Le pauvre homme avait l’air sincèrement navré. Du coup ma colère s’était presque évanouie. Je n’en laissai pourtant rien paraître, bien décidée à saisir l’occasion de m’amuser un peu, quitte à me payer sa tronche.

─ N’empêche que j’aurais pu me casser une incisive et foutre ma carrière en l’air à cause d’une négligence inadmissible... J’aurais eu l’air de quoi avec une dent pétée ? Parce que moi, Monsieur, j’ai entamé au cinéma une carrière qui s’annonce flamboyante. Dès demain, je tourne avec Dujardin mon premier long-métrage en tête d’affiche. Huppert n’a qu’à bien se tenir, c’est moi qui vais devenir la grande star du cinéma français et la reléguer définitivement au rang de has-been. D’ailleurs cette pétasse l’a bien senti : depuis que j’ai donné une interview aux Cahiers du cinéma elle a tout fait pour me casser auprès de la production... Alors votre criminel enfariné, vous allez lui remonter les bretelles si fort qu’il en reste pendu au plafond de son fournil jusqu’à ce qu’il demande grâce, compris ?

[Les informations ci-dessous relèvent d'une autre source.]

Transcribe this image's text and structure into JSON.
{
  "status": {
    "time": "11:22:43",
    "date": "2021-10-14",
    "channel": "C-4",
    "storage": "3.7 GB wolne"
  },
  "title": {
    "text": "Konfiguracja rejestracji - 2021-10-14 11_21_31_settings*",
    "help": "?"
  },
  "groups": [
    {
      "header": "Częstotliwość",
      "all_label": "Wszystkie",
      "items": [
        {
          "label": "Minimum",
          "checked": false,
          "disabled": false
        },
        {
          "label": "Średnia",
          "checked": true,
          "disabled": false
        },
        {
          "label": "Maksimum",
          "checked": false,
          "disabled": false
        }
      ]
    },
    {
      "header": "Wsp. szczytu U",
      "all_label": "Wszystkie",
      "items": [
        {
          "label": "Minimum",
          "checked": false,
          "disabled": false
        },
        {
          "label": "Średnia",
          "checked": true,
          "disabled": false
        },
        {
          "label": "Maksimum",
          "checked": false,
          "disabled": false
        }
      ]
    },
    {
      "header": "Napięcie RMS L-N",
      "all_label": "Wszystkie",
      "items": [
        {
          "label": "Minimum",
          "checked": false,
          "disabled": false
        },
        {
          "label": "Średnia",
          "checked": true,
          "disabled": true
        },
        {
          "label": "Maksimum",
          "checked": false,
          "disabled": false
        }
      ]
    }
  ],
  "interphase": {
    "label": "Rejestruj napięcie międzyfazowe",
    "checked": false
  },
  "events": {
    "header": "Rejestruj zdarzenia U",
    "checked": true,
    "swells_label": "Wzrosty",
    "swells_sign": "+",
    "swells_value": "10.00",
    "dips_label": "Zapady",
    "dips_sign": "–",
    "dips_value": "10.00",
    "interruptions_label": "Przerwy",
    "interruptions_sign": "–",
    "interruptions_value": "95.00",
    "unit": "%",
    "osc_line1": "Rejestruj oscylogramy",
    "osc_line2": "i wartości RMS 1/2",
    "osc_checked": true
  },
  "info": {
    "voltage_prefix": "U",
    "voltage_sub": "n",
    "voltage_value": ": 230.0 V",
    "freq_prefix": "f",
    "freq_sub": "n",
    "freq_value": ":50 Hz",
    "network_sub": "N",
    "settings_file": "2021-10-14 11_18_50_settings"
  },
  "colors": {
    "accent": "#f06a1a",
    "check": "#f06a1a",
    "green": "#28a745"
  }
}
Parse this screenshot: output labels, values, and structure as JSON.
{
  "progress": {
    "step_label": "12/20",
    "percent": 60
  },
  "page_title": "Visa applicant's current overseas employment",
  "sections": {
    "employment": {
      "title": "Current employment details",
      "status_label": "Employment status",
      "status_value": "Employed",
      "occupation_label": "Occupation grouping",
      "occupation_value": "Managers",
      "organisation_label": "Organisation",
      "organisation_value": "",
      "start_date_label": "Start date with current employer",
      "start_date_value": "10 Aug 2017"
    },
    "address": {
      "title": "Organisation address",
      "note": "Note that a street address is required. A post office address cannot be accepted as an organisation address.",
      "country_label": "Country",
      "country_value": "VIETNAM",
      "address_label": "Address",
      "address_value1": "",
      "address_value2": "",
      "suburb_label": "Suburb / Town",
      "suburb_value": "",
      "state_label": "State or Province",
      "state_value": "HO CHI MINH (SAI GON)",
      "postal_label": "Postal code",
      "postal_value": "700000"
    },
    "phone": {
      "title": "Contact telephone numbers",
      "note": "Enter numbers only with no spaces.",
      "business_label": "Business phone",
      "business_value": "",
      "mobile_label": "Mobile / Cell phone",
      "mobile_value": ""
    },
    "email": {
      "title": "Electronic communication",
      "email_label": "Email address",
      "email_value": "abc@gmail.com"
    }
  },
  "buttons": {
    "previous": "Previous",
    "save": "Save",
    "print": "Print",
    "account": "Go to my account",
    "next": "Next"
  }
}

─ Ce sera fait, Mademoiselle, comptez sur moi...

─ J’y compte bien, répliquai-je sur un ton sec... Combien vous dois-je ?

Le patron jeta un œil furtif de part et d’autre.

─ Laissez donc, chuchota-t-il, c’est pour moi... Dites, il va s’appeler comment votre film ?

Zut ! la question piège. Vite un titre, n’importe quoi. Faute de mieux, je m’en remis à l’actualité cinématographique…

─ Euh... OSS 117 rit jaune en mer Rouge... J’incarne une princesse saoudienne, en réalité un agent du Mossad infiltré.

Là-dessus, je remerciai, saluai et quittai le bistrot en coup de vent, Marion sur mes talons, toutes deux les lèvres pincées pour ne pas éclater de rire sous les yeux perplexes du replet limonadier.

Peu après, tandis qu’une rame de la ligne 1 du métro nous emportait vers notre lieu de travail, je fus gênée par un reste de croissant coincé entre deux molaires. Un petit coup de langue pour dégager l’intrus et... surprise...

─ Tu sais quoi, Marion ?... J’ai paumé un plombage.

─ Tu parles d’un scoop !... Attends... tu veux dire que... le bout de ferraille du bistrot... c’était ça ?

J’approuvai d’un signe de tête en tentant de réprimer le fou-rire qui me gagnait.

Note : Ce texte est un court extrait, modifié et actualisé, d’un roman intitulé Moi, Antoinette Védrines, thanatopractrice et pilier de rugby dont je suis l’auteur.